Por Antonio Martins

Começa nos Estados Unidos um julgamento capaz de jogar novas luzes sobra a onda de ataques aos direitos civis que se espalha pelo mundo

Brasil, Filipinas, Índia, Itália, Turquia. Espalharam-se por todo o mundo, nos últimos anos, os governantes que defendem abertamente limitar as liberdades democráticas, tolerar ou estimular abusos do Estado contra os direitos civis. Por que tantos, ao mesmo tempo? Haverá algo comum nesta descamba? Será possível encontrar a raiz em que se origina o surto de regimes, governantes e políticos de ultradireita?

Um julgamento que começa hoje (22/1), no tribunal militar da base norte-americana de Guantánamo, pode ajudar a encontrar um dos fios da meada. O psicólogo James Mitchell, que ajudou a conceber, em 2003, os métodos de tortura empregados pelos Estados Unidos a pretexto da “guerra ao terror”, poderá tornar-se o primeiro agente norte-americano a testemunhar sobre estes atos. Ele prestará depoimento convocado pelos advogados de uma de suas vítimas: Khalid Shaik Mohammed, a quem afogou 183 vezes, numa prisão secreta mantida pela CIA em algum lugar do mundo ainda incógnito. A história está contada, em tons muito suavizados, em matéria da repórter Carol Rosemberg, que o New York Times publica hoje.

A defesa de Mohammed quer anular a “confissão” dele e de alguns corréus, que afirmaram participar das articulação de redes da Al-Qaeda. Lembra que depuseram, comprovadamente, após submetidos, além de afogamento, a violência como privação de sono, manipulação dietária e “abuso retal”. Mas o programa desenvolvido por Mitchell, diz o New York Times, ia muito além. Incluía confinamento em solitárias, com os prisioneiros nus, às vezes comprimidos em caixas que apenas lhes permitiam permanecer em posição fetal, ou pendurados pelos punhos em situação de dor intensa.

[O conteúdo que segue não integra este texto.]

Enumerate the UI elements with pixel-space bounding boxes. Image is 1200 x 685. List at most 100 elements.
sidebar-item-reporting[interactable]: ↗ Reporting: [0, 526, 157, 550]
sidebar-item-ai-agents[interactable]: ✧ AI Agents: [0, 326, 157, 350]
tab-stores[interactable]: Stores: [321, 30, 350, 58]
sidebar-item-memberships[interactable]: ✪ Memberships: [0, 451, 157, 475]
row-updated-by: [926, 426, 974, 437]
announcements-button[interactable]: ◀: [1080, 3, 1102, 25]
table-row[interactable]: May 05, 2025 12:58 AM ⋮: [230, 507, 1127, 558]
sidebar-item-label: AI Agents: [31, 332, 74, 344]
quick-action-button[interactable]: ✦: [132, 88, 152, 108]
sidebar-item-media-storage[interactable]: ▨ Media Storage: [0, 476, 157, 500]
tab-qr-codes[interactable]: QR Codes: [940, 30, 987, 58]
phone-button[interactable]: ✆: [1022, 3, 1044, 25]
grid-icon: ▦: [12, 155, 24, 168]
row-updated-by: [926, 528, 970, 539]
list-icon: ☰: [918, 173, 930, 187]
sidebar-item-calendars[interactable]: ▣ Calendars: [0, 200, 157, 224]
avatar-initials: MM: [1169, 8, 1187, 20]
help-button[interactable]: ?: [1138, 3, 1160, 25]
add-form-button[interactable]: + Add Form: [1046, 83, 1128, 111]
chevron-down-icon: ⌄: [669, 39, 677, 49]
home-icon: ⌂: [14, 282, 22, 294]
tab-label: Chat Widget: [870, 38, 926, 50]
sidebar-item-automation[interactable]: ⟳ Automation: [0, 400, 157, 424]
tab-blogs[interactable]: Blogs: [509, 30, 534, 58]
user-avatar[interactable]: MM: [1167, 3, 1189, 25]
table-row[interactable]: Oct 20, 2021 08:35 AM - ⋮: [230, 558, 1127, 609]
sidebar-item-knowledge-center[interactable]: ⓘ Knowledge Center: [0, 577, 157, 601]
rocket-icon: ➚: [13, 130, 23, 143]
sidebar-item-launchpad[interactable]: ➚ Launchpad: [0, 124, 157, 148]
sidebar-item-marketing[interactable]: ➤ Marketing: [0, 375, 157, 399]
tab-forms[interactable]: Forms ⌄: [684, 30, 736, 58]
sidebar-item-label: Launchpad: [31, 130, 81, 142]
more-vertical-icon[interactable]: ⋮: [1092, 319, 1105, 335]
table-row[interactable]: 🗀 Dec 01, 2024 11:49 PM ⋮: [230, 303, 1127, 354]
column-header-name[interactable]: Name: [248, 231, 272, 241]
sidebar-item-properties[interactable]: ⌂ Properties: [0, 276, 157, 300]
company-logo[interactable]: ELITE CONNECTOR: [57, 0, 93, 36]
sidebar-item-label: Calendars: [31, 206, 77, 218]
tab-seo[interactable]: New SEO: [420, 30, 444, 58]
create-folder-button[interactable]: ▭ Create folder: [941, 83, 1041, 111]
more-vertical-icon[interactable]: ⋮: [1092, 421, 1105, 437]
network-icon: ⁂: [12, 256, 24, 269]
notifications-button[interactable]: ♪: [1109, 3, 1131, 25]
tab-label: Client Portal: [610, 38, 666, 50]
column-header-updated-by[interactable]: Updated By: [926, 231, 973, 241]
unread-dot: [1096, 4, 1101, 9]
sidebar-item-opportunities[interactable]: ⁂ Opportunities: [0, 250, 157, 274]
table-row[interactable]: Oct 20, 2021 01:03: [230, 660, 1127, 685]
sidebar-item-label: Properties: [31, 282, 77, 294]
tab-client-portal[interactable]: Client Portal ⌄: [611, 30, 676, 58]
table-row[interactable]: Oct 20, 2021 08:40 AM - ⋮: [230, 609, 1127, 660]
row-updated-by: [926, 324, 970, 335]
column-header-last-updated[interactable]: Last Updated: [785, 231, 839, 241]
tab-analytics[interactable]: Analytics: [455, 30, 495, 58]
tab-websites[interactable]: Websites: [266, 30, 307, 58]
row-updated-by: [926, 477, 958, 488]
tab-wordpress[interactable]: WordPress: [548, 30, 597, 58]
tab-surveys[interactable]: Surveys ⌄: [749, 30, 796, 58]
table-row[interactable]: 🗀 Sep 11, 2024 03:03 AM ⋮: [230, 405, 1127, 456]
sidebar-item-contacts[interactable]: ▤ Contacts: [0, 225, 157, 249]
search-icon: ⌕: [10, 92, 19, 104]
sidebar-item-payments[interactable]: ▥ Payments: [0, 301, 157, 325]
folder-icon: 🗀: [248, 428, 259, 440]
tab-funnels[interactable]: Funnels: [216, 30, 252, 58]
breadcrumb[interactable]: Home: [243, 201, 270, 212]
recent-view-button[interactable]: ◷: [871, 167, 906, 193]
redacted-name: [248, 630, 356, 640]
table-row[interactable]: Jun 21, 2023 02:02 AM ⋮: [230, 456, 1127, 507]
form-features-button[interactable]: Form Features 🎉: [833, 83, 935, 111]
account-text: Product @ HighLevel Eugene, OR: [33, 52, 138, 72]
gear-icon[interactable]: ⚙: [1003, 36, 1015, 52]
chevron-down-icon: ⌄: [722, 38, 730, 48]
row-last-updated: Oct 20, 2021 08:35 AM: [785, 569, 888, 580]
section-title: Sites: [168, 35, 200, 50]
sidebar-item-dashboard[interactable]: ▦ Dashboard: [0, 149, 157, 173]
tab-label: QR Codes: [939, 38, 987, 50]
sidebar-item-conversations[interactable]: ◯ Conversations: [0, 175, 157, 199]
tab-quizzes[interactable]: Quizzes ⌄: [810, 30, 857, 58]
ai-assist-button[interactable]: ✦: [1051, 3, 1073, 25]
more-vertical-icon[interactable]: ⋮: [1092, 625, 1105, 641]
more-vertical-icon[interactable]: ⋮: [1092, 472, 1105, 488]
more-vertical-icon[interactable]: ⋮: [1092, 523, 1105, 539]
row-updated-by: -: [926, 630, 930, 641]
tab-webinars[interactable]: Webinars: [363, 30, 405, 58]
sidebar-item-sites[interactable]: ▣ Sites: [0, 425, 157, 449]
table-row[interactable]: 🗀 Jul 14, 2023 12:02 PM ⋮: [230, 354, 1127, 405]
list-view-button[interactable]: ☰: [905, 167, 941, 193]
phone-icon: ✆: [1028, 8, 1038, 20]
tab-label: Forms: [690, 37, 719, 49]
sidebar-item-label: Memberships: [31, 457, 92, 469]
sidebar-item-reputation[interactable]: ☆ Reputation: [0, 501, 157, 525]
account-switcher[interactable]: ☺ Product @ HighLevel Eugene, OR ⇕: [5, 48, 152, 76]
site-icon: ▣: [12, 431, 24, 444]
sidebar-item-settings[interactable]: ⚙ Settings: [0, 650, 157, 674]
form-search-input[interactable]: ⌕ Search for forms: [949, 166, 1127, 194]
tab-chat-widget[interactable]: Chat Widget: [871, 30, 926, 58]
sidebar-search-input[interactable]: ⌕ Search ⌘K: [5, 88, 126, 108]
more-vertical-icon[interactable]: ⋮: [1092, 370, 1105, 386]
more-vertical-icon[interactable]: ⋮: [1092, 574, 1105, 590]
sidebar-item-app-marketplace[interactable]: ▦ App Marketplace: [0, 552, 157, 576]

Diante destes fatos, os advogados dos torturados pleiteiam a anulação de seus depoimentos.

Ao contrário do que seria de esperar, contudo, os homens que desenvolveram o programa norte-americano de torturas não estão sob julgamento. Seu testemunho servirá apenas para que a corte militar de Guantánamo decida sobre sua possível condenação à morte de Mohammed e seus corréus. Os torturadores continuam livres, protegidos e… enriquecidos. Entre 2003 e 2007, Mitchell e um colega, John Bruce Jessen, atuaram em Guantánamo como “consultores” de interrogatório. Mas já em 2005, eles empreenderam. Experimentados e bem relacionados, constituíram uma empresa, a quem a CIA encarregou de treinar todos os guardas e 80% dos “interrogadores” que atuavam em seus centros de detenção clandestinos ao redor do mundo.

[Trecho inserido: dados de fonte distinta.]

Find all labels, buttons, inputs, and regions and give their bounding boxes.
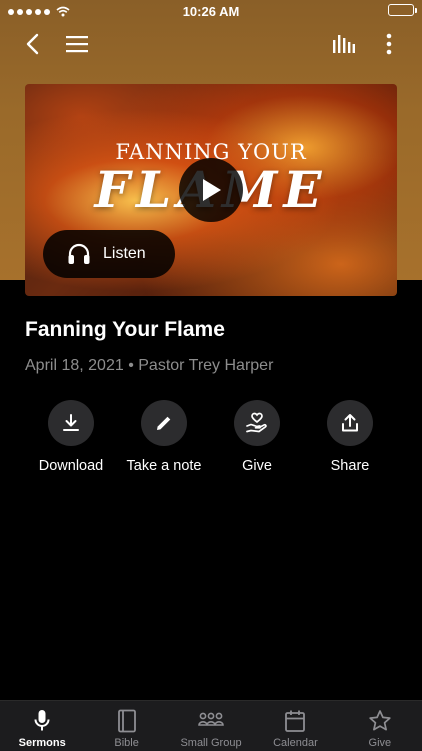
give-button[interactable]: Give — [207, 400, 307, 474]
more-options-button[interactable] — [375, 30, 403, 58]
sermon-speaker: Pastor Trey Harper — [138, 357, 274, 374]
action-row: Download Take a note Give Share — [0, 400, 422, 490]
battery-icon — [388, 4, 417, 16]
nav-bar — [0, 24, 422, 64]
tab-give[interactable]: Give — [338, 701, 422, 751]
share-circle — [327, 400, 373, 446]
give-circle — [234, 400, 280, 446]
tab-bible-label: Bible — [114, 737, 139, 749]
tab-sermons-label: Sermons — [18, 737, 66, 749]
sermon-artwork: FANNING YOUR FLAME Listen — [25, 84, 397, 296]
give-label: Give — [242, 458, 272, 474]
book-icon — [117, 709, 136, 733]
pencil-icon — [157, 416, 171, 430]
sermon-title: Fanning Your Flame — [25, 318, 225, 341]
chevron-left-icon — [26, 33, 39, 55]
microphone-icon — [34, 710, 50, 731]
group-icon — [198, 712, 224, 726]
back-button[interactable] — [18, 30, 46, 58]
listen-button[interactable]: Listen — [43, 230, 175, 278]
give-heart-icon — [246, 412, 267, 433]
share-icon — [342, 414, 358, 432]
take-note-button[interactable]: Take a note — [114, 400, 214, 474]
note-circle — [141, 400, 187, 446]
status-time: 10:26 AM — [182, 4, 240, 19]
tab-sermons[interactable]: Sermons — [0, 701, 84, 751]
hamburger-icon — [66, 36, 88, 53]
download-label: Download — [38, 458, 104, 474]
tab-small-group[interactable]: Small Group — [169, 701, 253, 751]
tab-bible[interactable]: Bible — [84, 701, 168, 751]
share-button[interactable]: Share — [300, 400, 400, 474]
audio-levels-button[interactable] — [330, 30, 358, 58]
tab-small-group-label: Small Group — [180, 737, 242, 749]
tab-bar: Sermons Bible Small Group Calendar Give — [0, 700, 422, 751]
status-bar: 10:26 AM — [0, 0, 422, 24]
download-button[interactable]: Download — [21, 400, 121, 474]
meta-separator: • — [128, 357, 134, 374]
star-icon — [369, 710, 391, 731]
tab-give-label: Give — [368, 737, 392, 749]
play-icon — [203, 179, 221, 201]
tab-calendar[interactable]: Calendar — [253, 701, 337, 751]
take-note-label: Take a note — [126, 458, 202, 474]
calendar-icon — [285, 710, 306, 732]
download-icon — [63, 414, 79, 431]
play-button[interactable] — [179, 158, 243, 222]
download-circle — [48, 400, 94, 446]
more-vertical-icon — [386, 33, 392, 55]
equalizer-icon — [333, 35, 355, 53]
share-label: Share — [330, 458, 370, 474]
headphones-icon — [68, 243, 90, 264]
menu-button[interactable] — [63, 30, 91, 58]
sermon-date: April 18, 2021 — [25, 357, 124, 374]
listen-label: Listen — [103, 245, 146, 262]
sermon-meta: April 18, 2021 • Pastor Trey Harper — [25, 357, 273, 375]
tab-calendar-label: Calendar — [273, 737, 318, 749]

Esta onda institucionalizada de ataques às liberdades civis foi disparada com o Patriot Act, assinado pelo então presidente George Bush poucas semanas após o 11 de Setembro (em 26/10/2001). A ideia de restringir a democracia, em nome da “segurança” espalhou-se pelo mundo. E ainda perdura. Os processos, informa o New York Times, são escondidos da sociedade norte-americana e global com métodos que só podem ser chamados de kafkianos. Não se sabe ainda quanto do julgamento que começa amanhã será tornado público. A CIA não revelou até hoje nem o que se passou em sua rede de prisões secretas, nem mesmo onde estão localizadas. Os procuradores encarregados destes e de outros casos semelhantes invocam a legislação pós-11 de Setembro para evitar que tanto o público quanto os próprios advogados da defesa tenham acesso a boa parte das informações constantes dos autos. E até mesmo os juízes são impedidos, segundo estas mesmas leis, de tomar conhecimento de algumas das circunstâncias envolvendo os réus.

Há oposição, nos EUA, a este procedimento. Dror Ladin, um advogado da União Norte-americana pelas Liberdades Civis (ACLU) comparou o testemunho que o torturador Mitchell prepara a uma farsa. “Sobreviventes de tortura”, disse ele, “assistirão aos homens que os torturaram testemunhar num julgamento que decidirá se os réus serão condenados à morte – em parte com base no testemunho das mesmas pessoas que os torturaram”.

Mas se os torturadores não foram perturbados, se as leis que os protegem continuam em vigor e se o aparato que sustentou a tortura permanece intacto, fica um pouco mais fácil enxergar o ambiente de degradação da democracia que dá origem aos Bolsonaro, aos Duterte, aos Salvini e… aos Trump.